Angela Merkel ist nicht die „Queen of England“

1. Bild: Dirk Nowitzki. Kennen wir. 2. Bild: Jürgen Klinsmann. Kennen wir auch. 3. Bild: Angela Merkel. Ist das die „Queen of England“? Nein, das ist nicht die Queen, auch wenn Angela Merkel hier sehr königlich winkt. Merkel ist unser Obama. Zumindest kann man es so Fünft- und Sechsklässlern erklären.

Ich bin mit der Bundestagsabgeordneten Dagmar Freitag unterwegs. Vor ein paar Jahren hatten wir eine Schulpartnerschaft zwischen dem Friedrich-Leopold-Woeste-Gymnasium im sauerländischen Hemer und der Nordhoff High School im kalifornischen Ojai ins Leben gerufen. Seitdem kommt die Abgeordnete regelmäßig in die Kleinstadt, um den Austausch weiter zu fördern. Am Sonntag war der offizielle Teil ihrer Reise beendet, Auswahlgespräche für das Internationale Parlaments Stipendium (IPS) zu führen. Von Los Angeles ging es danach privat ins 130 Kilometer entfernte Ojai.

Gerade in diesen Tagen ist es wichtig, dass man nicht nur auf die große Politik schaut, sondern die vielen direkten Verbindungen zwischen den USA und Deutschland fördert. In der Nordhoff High School erzählten Schulleiter und Lehrer von den überaus positiven Erfahrungen und Erlebnisse der Schülergruppe, die im Sommer in Hemer und dann auch auf Einladung von Freitag in Berlin waren. Schulleiter Greg Bayless will beim nächsten Besuch eine größere Informationsveranstaltung über Deutschland für die Schüler organisieren.

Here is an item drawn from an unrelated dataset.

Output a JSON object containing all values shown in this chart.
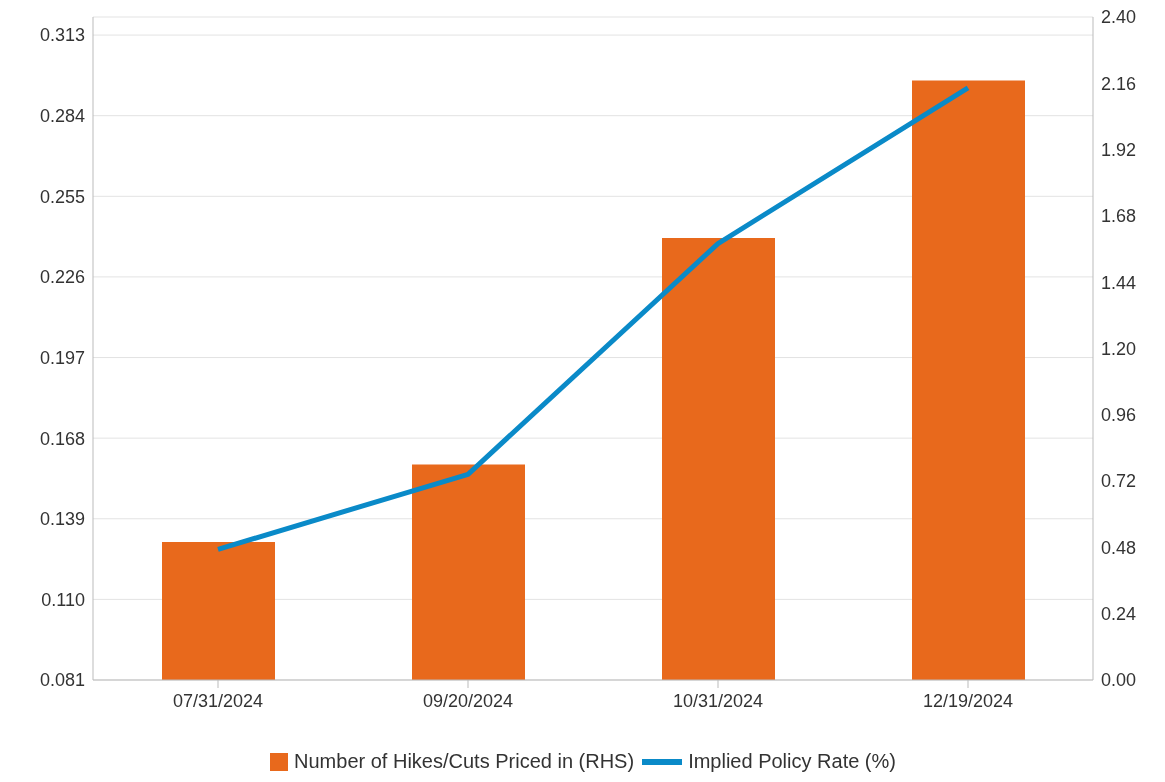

Heute ging es dann in die Matilija Junior High School, wo die deutsche Abgeordnete über… klar, Deutschland sprach. Die Schüler waren ganz angetan von ihrem Gast und stellten zahlreiche Fragen. Dort wurde von einem Knirps auch die Bundeskanzlerin als „Queen of England“ erkannt. Am Ende des Besuchs war auch hier klar, beim nächsten mal müsse man das unbedingt in einem größeren Rahmen wiederholen, dann wird das Auditorium der Schule gefüllt. Deutschland ist nicht nur für die Schlapphüte der NSA interessant.

Quer durchs Land und zurück

Sitze in aller Hergottsfrühe am Flughafen in Indianapolis. Na ja, so früh ist es auch nicht mehr, aber als „freier Journalist“ gewöhnt man sich daran, dass man morgens nicht unbedingt um 6 aufstehen muss. Ausserdem bin ich wohl eher ein Nachtmensch als ein Frühaufsteher.

Ich bin in Indianapolis, weil ich gestern an der Ben Davis High School über „1989 – the year the Berlin Wall came down“ gesprochen habe. An der High School gibt es auch einen Sender, WBDG, der schon seit Jahren mein Radio Goethe Programm ausstrahlt. Über diese Verbindung kam es zu dieser erneuten Einladung. Im letzten Jahr war ich schon mal hier, damals ging es um die Geschichte/Entwicklung der deutschen Musikszene. Gestern kam ich an, quer durchs Land, drei Stunden Zeitunterschied und nun geht es zurück. Wat’n Stress.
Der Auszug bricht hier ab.